In contrast to Amazon Prime, Costco, and Kroger who opted to run with deep discounts on a limited range of products, retailers such as Target and Walmart chose to offer only marginally higher additional discounts but across a large number of products. Others like Safeway adopted a safer approach, combining low discounts on a modest range of products.

Overall, our analysis discovered little variation in discounts offered across each of the three sale days, with the only enduring trend being a marginally higher discount percentage implemented on Cyber Monday across all retailers.

Categories significantly discounted across retailers included Personal Care, Deli, Dairy & Eggs, and Babycare products. Stove Top, Martinelli, Colgate, Dove and Hillshire Farm emerged as the leading brands to adopt a more aggressive discount approach.

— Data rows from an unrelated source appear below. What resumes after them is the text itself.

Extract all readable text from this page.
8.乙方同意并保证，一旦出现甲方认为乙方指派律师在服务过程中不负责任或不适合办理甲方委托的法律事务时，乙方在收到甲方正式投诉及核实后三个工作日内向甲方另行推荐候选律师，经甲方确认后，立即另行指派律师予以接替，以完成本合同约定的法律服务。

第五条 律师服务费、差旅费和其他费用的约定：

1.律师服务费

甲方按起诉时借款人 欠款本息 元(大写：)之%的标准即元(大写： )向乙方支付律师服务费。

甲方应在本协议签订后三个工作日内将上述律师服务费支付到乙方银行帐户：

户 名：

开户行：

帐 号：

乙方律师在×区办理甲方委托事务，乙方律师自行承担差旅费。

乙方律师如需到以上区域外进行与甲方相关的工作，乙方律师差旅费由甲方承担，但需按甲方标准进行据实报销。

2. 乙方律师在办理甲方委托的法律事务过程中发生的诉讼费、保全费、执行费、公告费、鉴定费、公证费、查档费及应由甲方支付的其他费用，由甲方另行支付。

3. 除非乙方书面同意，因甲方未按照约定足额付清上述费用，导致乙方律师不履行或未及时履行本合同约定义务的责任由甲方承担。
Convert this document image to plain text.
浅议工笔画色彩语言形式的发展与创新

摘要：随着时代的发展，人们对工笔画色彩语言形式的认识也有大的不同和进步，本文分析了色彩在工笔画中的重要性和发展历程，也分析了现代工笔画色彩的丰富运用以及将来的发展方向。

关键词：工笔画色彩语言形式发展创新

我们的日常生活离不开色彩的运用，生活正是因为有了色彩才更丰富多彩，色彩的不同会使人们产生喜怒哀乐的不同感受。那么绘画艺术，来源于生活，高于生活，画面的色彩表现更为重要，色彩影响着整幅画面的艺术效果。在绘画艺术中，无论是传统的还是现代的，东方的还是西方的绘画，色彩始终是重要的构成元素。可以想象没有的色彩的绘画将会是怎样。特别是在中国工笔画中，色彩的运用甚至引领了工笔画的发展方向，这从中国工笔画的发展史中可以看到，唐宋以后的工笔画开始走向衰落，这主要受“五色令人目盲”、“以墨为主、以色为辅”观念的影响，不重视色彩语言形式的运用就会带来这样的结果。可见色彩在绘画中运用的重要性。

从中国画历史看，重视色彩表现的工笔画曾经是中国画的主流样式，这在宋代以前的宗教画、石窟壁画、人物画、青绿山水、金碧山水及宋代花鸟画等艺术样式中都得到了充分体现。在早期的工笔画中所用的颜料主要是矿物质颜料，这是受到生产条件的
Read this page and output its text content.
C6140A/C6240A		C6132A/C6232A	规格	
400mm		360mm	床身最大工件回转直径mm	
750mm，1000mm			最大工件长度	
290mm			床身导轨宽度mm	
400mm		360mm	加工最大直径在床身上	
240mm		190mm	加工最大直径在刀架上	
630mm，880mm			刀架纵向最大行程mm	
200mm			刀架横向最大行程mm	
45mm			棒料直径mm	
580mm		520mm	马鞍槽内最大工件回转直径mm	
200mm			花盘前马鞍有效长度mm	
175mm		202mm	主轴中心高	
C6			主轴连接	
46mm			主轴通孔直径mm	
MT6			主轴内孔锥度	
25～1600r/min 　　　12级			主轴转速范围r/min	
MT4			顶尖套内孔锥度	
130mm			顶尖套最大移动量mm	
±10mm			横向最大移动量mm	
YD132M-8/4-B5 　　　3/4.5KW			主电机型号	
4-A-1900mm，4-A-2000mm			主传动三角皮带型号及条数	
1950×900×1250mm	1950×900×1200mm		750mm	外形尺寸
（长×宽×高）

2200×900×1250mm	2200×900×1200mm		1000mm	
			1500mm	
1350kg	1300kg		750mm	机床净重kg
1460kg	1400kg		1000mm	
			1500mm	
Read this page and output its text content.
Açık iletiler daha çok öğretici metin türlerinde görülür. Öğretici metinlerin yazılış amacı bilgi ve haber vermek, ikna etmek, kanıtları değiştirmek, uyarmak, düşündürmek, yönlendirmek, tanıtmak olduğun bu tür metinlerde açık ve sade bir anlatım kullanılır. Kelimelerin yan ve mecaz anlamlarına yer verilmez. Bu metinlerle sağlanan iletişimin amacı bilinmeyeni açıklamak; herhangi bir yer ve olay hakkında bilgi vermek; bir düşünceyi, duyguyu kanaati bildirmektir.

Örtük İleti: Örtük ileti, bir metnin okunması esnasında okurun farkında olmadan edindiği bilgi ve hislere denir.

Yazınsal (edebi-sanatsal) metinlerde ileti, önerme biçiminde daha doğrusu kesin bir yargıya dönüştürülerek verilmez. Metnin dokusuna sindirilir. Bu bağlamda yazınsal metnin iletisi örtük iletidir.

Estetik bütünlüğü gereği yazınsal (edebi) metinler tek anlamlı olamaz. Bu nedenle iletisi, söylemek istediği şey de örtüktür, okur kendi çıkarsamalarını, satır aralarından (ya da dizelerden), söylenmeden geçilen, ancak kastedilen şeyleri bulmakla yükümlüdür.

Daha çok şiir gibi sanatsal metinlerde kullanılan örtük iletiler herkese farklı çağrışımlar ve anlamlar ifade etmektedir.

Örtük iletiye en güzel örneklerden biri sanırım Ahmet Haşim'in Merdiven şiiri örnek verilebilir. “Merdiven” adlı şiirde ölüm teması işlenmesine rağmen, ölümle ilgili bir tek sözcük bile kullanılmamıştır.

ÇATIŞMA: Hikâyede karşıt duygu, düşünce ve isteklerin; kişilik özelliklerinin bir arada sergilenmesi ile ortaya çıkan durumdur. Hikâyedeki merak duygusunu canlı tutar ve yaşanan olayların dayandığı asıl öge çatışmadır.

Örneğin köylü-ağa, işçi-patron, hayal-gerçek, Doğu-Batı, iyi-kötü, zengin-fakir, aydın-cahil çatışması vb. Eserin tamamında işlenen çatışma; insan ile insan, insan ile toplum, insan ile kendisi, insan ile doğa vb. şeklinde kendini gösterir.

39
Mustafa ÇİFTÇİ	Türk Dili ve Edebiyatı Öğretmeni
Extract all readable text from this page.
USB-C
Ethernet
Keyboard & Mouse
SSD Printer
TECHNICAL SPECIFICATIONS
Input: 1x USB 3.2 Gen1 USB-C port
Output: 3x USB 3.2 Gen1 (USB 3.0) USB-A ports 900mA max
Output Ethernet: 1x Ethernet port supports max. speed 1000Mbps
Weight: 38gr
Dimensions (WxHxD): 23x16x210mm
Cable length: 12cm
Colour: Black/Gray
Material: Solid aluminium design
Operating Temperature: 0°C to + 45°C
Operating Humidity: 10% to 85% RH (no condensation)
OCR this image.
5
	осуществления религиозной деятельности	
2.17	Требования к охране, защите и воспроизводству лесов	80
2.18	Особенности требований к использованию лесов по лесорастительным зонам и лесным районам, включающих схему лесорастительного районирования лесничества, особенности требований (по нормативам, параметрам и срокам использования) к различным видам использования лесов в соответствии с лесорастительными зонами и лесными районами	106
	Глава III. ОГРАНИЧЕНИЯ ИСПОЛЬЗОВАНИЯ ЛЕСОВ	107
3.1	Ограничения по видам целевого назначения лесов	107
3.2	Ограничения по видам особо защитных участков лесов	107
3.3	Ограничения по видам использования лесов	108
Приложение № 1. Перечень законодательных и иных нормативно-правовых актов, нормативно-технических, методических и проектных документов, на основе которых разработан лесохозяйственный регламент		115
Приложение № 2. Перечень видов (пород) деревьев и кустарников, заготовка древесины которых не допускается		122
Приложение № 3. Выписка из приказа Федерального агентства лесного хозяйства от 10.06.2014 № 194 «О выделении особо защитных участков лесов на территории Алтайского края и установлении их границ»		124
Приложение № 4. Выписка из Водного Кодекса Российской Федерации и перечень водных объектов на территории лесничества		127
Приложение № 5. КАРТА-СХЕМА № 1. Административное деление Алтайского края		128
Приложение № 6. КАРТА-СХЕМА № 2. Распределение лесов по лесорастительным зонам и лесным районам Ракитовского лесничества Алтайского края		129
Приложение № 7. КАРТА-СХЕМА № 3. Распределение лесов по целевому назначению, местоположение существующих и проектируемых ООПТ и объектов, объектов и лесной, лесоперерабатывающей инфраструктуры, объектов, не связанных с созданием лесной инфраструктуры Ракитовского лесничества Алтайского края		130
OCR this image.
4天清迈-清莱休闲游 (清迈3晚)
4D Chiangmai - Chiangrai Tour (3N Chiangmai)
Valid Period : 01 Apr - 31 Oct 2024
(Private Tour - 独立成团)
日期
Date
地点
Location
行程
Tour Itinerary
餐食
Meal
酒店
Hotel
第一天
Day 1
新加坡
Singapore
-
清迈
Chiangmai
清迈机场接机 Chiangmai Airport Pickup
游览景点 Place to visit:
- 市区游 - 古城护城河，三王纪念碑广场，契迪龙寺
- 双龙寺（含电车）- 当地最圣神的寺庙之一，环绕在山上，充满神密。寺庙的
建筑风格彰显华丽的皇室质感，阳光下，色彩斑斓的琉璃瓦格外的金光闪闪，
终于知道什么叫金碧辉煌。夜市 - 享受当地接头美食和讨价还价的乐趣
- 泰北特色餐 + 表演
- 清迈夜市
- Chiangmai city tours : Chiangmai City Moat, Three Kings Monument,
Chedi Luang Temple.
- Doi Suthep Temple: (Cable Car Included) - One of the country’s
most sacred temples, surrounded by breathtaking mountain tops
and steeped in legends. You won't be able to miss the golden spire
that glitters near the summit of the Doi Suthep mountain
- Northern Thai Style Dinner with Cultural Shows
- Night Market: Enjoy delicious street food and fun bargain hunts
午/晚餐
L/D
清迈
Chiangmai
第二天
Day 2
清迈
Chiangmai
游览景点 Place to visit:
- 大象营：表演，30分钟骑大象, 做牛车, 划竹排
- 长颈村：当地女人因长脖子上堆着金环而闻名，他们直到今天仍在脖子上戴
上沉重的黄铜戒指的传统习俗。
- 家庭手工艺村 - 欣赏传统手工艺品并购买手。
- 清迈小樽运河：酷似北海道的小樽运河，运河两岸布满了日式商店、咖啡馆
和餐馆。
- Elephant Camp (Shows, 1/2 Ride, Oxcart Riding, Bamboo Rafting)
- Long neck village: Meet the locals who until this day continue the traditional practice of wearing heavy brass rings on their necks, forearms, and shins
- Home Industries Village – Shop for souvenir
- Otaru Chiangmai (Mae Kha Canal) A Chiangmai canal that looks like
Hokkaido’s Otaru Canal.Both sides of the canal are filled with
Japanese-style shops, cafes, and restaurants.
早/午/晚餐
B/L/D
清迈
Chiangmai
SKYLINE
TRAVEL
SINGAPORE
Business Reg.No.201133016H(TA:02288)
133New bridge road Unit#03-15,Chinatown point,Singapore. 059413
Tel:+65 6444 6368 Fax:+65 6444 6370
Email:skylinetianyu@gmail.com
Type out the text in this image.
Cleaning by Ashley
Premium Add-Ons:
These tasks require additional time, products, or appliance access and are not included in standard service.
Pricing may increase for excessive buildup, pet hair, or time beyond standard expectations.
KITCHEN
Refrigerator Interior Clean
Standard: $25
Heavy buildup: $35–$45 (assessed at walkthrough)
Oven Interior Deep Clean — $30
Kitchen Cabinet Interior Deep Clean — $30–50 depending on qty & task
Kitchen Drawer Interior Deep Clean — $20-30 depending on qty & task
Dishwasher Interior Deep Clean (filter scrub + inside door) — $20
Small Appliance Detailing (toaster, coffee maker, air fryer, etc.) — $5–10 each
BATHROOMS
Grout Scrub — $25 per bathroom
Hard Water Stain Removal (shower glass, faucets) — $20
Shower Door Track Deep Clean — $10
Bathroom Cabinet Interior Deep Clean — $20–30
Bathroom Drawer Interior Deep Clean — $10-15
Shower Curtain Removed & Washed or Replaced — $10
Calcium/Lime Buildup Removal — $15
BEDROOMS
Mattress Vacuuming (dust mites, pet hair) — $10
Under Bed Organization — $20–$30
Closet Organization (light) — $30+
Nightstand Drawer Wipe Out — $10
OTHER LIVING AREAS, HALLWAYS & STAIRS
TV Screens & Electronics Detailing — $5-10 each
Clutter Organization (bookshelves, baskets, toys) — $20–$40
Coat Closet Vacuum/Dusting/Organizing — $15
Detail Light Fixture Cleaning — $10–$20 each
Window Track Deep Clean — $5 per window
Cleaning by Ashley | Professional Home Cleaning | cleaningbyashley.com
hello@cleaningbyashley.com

While most of the products offered across each of the three peak holiday sale days were comparatively constant (few new products featured amongst the Top 500 ranks), there were a number of conspicuous exceptions. Amazon Prime (19 percent on Cyber Monday), Whole Foods (15 percent on Thanksgiving), and Kroger (12 percent and 11 percent on the first two days of sale respectively), elected to refresh a significant portion of their Top 500 ranked product assortment.

Across the entire Thanksgiving week, we saw Target, Amazon Prime, and Kroger all highly active in changing prices to stay competitive. Our analysis of these retailers showed more than 1.6 price changes for each price-changed product. While these were implemented on roughly 20 percent of their assortment, itself a significant proportion, the average price variation for each of these retailers was also on the higher side of expectations. In contrast, the other retailers adopted a far more conservative approach to dynamic pricing.

Consumer Goods Walk The Discount Talk

In a year when Amazon acquired Whole Foods to forever merge the dynamics of offline and online grocery retail, aggressive discounting by several retailers in specific product categories, combined with high visibility brands, has carved out a new profile for CPG retail.

Grocers are eyeing a future where online shopping becomes a prime feature of their retail franchise. Amazon for its part demonstrated its prowess in discounting strategy, and its ability to implement a dynamic pricing strategy in tandem with a refreshed Top 500 product assortment.

Other retailers are not far behind, as the use of market and competitive intelligence technologies pick up steam across the board. In today’s digital economy, data can be the biggest competitive advantage for a retailer, and retail technology providers like DataWeave have upped their game to deliver highly unique and sophisticated data and insights to meet this demand.